Das LAG verwies insoweit insbesondere auf die Rechtsprechung des Bundesarbeitsgerichts. Nach dieser könne ein Arbeitgeber bei einer nicht abgeschlossenen Zielvereinbarung nach Ablauf der Zielperiode nach den genannten Normen verpflichtet sein, dem Arbeitnehmer wegen der entgangenen Vergütung Schadensersatz zu leisten. Die Festlegung von Zielen werde jedenfalls mit Ablauf der Zielperiode unmöglich im Sinne von § 275 Abs. 1 BGB (z. B. BAG, Urt. v. 10.12.2008 – 10 AZR 889/07). Nach Ablauf der Zeit, für die ein Arbeitgeber mit einem Arbeitnehmer Ziele zu vereinbaren hatte, sei die Festlegung von Zielen nicht mehr möglich. Eine Zielvereinbarung, die bei Zielerreichung einen Anspruch des Arbeitnehmers auf einen Bonus begründe, könne entsprechend dem Leistungs- und Motivationsgedanken ihre Anreizfunktion nur erfüllen, wenn der Arbeitnehmer bereits bei der Ausübung seiner Tätigkeit die von ihm zu verfolgenden Ziele kennt und weiß, auf das Erreichen welcher persönlicher und/oder unternehmensbezogener Ziele der Arbeitgeber in dem jeweiligen Zeitraum besonderen Wert legt und deshalb bereit ist, bei Erreichen dieser Ziele den zugesagten Bonus zu zahlen. Eine dem Leistungssteigerungs- und Motivationsgedanken und damit dem Sinn und Zweck einer Zielvereinbarung gerecht werdende Aufstellung von Zielen für einen vergangenen Zeitraum sei nicht möglich. Die Festlegung von Zielen werde spätestens mit Ablauf der Zielperiode unmöglich im Sinne von § 275 Abs. 1 BGB, so dass der Arbeitnehmer nach § 280 Abs. 1, Abs. 3 BGB i.V.m. § 283 Satz 1 BGB statt der Festlegung von Zielen Schadensersatz verlangen könne (BAG, Urt. vom 17.12.2020 – 8 AZR 149/20 – Rn. 46, juris).

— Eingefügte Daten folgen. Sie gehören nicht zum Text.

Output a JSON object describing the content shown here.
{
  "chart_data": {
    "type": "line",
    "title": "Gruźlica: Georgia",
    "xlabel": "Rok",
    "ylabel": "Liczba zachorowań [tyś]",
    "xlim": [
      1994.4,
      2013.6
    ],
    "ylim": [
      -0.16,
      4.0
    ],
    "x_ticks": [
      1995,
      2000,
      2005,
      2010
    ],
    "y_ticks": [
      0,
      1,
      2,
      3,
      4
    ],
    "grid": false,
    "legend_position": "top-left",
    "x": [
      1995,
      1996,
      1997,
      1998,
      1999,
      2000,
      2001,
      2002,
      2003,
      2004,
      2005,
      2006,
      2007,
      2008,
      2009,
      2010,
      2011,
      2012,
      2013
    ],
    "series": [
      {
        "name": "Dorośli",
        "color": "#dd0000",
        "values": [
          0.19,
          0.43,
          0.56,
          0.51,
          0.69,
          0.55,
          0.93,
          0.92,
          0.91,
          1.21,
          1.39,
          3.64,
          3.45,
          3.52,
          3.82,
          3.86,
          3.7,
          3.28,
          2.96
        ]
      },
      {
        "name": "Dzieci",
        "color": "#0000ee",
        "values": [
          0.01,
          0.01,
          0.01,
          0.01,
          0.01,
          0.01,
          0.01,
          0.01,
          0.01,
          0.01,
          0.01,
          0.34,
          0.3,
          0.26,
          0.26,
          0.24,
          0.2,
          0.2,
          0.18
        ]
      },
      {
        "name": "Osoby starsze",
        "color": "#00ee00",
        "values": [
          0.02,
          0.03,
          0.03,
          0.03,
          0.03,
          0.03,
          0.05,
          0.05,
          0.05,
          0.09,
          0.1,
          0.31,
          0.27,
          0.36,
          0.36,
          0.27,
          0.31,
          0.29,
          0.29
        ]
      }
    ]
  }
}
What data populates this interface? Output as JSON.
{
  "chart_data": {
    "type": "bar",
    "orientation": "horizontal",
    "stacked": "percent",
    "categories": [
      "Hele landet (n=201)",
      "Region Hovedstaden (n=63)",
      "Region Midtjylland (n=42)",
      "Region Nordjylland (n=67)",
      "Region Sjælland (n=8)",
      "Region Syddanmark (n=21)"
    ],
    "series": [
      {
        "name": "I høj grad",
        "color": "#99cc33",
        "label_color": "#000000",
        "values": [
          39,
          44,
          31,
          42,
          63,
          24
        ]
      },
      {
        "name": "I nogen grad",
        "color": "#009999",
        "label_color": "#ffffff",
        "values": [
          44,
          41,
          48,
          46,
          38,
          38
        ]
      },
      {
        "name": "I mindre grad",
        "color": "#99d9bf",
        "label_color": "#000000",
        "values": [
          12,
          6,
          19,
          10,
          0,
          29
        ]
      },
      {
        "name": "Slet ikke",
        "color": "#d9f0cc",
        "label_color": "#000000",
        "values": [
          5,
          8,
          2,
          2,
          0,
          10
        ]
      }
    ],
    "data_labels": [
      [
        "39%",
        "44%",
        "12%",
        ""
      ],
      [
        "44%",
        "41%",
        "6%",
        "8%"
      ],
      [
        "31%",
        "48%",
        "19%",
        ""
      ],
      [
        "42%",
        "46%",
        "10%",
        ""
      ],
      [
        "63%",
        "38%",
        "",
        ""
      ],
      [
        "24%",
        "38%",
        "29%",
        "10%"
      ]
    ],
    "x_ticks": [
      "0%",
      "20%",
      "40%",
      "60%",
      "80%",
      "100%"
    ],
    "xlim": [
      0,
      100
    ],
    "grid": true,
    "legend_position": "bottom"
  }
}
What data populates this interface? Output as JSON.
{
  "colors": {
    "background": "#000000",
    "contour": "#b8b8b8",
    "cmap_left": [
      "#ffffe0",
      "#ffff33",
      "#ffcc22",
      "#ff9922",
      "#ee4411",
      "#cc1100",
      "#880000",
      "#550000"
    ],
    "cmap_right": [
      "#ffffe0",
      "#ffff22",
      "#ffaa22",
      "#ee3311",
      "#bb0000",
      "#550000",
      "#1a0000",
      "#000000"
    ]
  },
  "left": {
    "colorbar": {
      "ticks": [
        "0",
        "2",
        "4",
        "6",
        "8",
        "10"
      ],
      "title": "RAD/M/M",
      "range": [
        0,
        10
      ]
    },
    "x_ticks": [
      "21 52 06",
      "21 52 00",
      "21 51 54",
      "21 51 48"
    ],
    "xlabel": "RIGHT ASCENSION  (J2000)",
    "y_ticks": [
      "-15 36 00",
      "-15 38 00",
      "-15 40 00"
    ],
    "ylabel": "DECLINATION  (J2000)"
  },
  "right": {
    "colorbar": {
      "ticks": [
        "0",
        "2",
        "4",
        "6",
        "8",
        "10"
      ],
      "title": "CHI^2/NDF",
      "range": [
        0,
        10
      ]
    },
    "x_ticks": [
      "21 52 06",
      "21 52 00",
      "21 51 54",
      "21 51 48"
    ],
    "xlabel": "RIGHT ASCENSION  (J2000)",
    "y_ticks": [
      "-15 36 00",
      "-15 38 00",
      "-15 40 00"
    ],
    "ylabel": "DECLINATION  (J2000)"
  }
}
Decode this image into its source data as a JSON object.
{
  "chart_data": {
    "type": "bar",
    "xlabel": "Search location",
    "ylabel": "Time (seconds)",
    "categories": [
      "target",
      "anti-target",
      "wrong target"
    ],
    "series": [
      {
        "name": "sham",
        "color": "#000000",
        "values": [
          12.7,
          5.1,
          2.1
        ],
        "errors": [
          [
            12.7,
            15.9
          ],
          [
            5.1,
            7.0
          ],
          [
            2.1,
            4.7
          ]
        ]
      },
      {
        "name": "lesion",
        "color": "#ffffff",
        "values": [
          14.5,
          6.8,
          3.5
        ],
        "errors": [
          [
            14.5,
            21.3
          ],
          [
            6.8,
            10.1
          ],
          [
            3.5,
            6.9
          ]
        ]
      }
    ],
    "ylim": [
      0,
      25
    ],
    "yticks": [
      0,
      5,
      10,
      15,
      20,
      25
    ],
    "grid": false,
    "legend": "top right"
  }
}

Das LAG stellt darauf ab, dass im vorliegenden Fall die Pflicht der Beklagten zum Abschluss einer Zielvereinbarung für das Jahr 2021 aus § 8 Abs. 2 des zwischen den Parteien vereinbarten Arbeitsvertrages i. V. m. Ziff. 4 der Tantieme-Vereinbarung folgt. Nach S. 1 der Tantieme-Vereinbarung werden die Kriterien für die Tantieme von den Parteien spätestens bis zum 01.03. eines Kalenderjahres neu vereinbart. Mit dieser Regelung kommen die Beklagte und der Kläger überein, gemeinsam individuelle Jahresziele zu vereinbaren. Eine solche Zielvereinbarung sei ausweislich der Regelung bindend und diene als Grundlage der Berechnung der nach § 8 Abs. 2 des Arbeitsvertrages zugesagten Tantieme des Klägers.
Demgemäß könne der Kläger Schadensersatz verlangen, so das LAG. Der Höhe nach beläuft sich der dem Kläger zu ersetzende Schaden auf EUR 63.000,00 als Differenz zwischen der bereits geleisteten Zahlung an den Kläger aus der Abrechnung vom 25.03.2022 und der Summe der abzuschließenden Zielvereinbarung für 2021. Dem Kläger ist aufgrund der Pflichtverletzung der Beklagten die Möglichkeit entgangen, die Zielvereinbarungsvereinbarung mit einer Zielsumme von EUR 70.000,00 zu erreichen. Der Umfang des zu ersetzenden Schadens richtet sich nach den §§ 249 ff. BGB.
Hinweis für die Praxis
Die Entscheidung bekräftigt nochmals die bereits geltende Rechtsprechung des BAG. Arbeitgebern ist unbedingt anzuraten, mit ihren Arbeitnehmern rechtzeitig im Jahr einvernehmliche Zielvereinbarungen zu schließen. Tut er das nicht oder kommen diese nicht wirksam zustande, wird es schwierig, haben Arbeitnehmer in der Regel Anspruch auf Zahlung der 100% Tantieme bzw. des 100% Bonus.